Der 30. Januar brachte Demonstrationen der Arbeiter und schwere Zusammenstöße mit der Polizei. Der „Vorwärts“ war verboten worden, weil er die Zahl der Streikenden nach Meinung des Oberkommandos zu hoch angegeben hatte. Ein Teil der Buchdrucker schloß sich dem Streik an. Die Situation begann kritisch zu werden…
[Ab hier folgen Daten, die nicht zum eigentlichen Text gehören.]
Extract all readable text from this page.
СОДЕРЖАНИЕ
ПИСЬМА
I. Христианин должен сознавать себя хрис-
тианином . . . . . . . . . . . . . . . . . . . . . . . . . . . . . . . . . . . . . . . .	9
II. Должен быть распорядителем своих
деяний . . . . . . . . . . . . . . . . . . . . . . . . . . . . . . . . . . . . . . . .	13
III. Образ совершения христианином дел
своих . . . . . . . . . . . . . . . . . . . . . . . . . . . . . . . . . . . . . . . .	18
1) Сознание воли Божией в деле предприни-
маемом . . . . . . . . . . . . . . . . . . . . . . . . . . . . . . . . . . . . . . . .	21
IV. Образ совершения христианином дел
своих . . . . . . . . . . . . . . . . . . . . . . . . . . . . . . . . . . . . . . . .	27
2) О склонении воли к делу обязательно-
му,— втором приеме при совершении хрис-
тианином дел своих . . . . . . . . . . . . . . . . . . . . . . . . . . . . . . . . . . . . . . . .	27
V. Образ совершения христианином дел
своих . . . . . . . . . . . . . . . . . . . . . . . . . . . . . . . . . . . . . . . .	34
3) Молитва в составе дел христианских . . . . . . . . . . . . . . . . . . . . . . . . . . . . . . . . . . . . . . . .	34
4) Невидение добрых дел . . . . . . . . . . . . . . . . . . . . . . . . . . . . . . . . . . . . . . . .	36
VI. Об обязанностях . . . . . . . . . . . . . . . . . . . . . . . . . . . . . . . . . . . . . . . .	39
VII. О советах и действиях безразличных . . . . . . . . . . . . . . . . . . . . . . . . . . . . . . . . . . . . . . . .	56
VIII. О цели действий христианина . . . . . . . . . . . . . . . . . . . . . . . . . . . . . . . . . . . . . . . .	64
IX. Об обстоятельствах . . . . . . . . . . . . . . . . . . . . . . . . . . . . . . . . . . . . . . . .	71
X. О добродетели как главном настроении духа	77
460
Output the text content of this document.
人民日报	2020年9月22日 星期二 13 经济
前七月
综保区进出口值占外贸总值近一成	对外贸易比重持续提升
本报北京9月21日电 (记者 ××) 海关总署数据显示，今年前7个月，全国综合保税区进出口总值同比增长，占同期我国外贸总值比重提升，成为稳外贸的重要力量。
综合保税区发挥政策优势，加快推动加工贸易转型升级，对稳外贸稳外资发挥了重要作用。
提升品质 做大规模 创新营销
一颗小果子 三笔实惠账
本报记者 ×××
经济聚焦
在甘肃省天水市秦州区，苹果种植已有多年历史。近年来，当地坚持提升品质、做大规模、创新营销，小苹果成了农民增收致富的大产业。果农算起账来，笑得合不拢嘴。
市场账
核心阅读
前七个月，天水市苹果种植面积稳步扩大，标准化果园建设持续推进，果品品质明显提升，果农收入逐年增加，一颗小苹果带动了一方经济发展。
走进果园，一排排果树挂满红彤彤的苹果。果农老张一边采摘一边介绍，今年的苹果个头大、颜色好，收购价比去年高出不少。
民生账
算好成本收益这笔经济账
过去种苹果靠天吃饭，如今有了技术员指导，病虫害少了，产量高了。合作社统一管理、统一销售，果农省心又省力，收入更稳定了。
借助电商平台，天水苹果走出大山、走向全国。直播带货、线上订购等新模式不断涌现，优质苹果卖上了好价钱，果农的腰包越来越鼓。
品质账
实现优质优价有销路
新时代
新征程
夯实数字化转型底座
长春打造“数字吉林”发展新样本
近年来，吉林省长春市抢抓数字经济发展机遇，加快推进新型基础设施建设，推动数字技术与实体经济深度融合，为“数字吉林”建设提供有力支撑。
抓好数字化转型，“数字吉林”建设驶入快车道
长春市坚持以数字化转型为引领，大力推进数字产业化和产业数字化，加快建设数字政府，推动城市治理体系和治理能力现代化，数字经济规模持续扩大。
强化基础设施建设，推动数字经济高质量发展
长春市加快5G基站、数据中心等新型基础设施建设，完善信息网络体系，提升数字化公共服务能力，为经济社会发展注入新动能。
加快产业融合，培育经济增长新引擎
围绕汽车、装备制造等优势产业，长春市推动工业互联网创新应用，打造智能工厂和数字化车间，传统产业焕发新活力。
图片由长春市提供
Große rote Plakate verkündeten am Morgen des 31. Januar den verschärften Belagerungszustand und die Einsetzung der außerordentlichen Kriegsgerichte. Dazu noch folgende Mahnung des Oberbefehlshabers an die Groß-Berliner Bevölkerung: „Nachdem ich nunmehr den verschärften Belagerungszustand eingeführt habe, will ich die Bevölkerung nicht im Zweifel darüber lassen, daß ich jeden Versuch, die Ruhe und Ordnung zu stören, mit allen mir zu Gebote stehenden Mitteln unterdrücken werde. Ich warne daher jeden ordentlichen Bürger, sich irgendwie an öffentlichen Zusammenkünften zu beteiligen. Jedermann gehe ruhig seinen Pflichten nach und halte sich von Aufläufen fern. Bei dem Gebrauch der Waffe lässt sich ein Unterschied zwischen Ruhestörern und Unbeteiligten nicht machen.“
Der verschärfte Belagerungszustand und die „Mahnung“ des Oberbefehlshabers verfehlten ihren Zweck. Gewaltige Arbeitermassen stauten sich in den Straßen, besonders da, wo öffentliche Versammlungen stattfinden sollten. Die Polizei war durch 5 000 Unteroffiziere des Heeres aufgefüllt worden. Beritten und zu Fuß suchte sie der Masse Herr zu werden. Es gelang ihr nicht. Hatte sie einen Platz oder eine Straße „gesäubert“, staute sich die Masse an anderen Orten. Die Wut der Streikenden richtete sich nicht mehr allein gegen die Polizei, sondern auch gegen die wenigen Straßenbahner, die als Streikbrecher den Betrieb notdürftig aufrechtzuerhalten suchten. Bald lagen überall umgeworfene Straßenbahnwagen, besonders in den Zugangstraßen zum Alexanderplatz. Das war nicht mehr ein Demonstrationsstreik, das war der kritische Punkt, wo eine Massenbewegung zum Bürgerkrieg umzuschlagen droht.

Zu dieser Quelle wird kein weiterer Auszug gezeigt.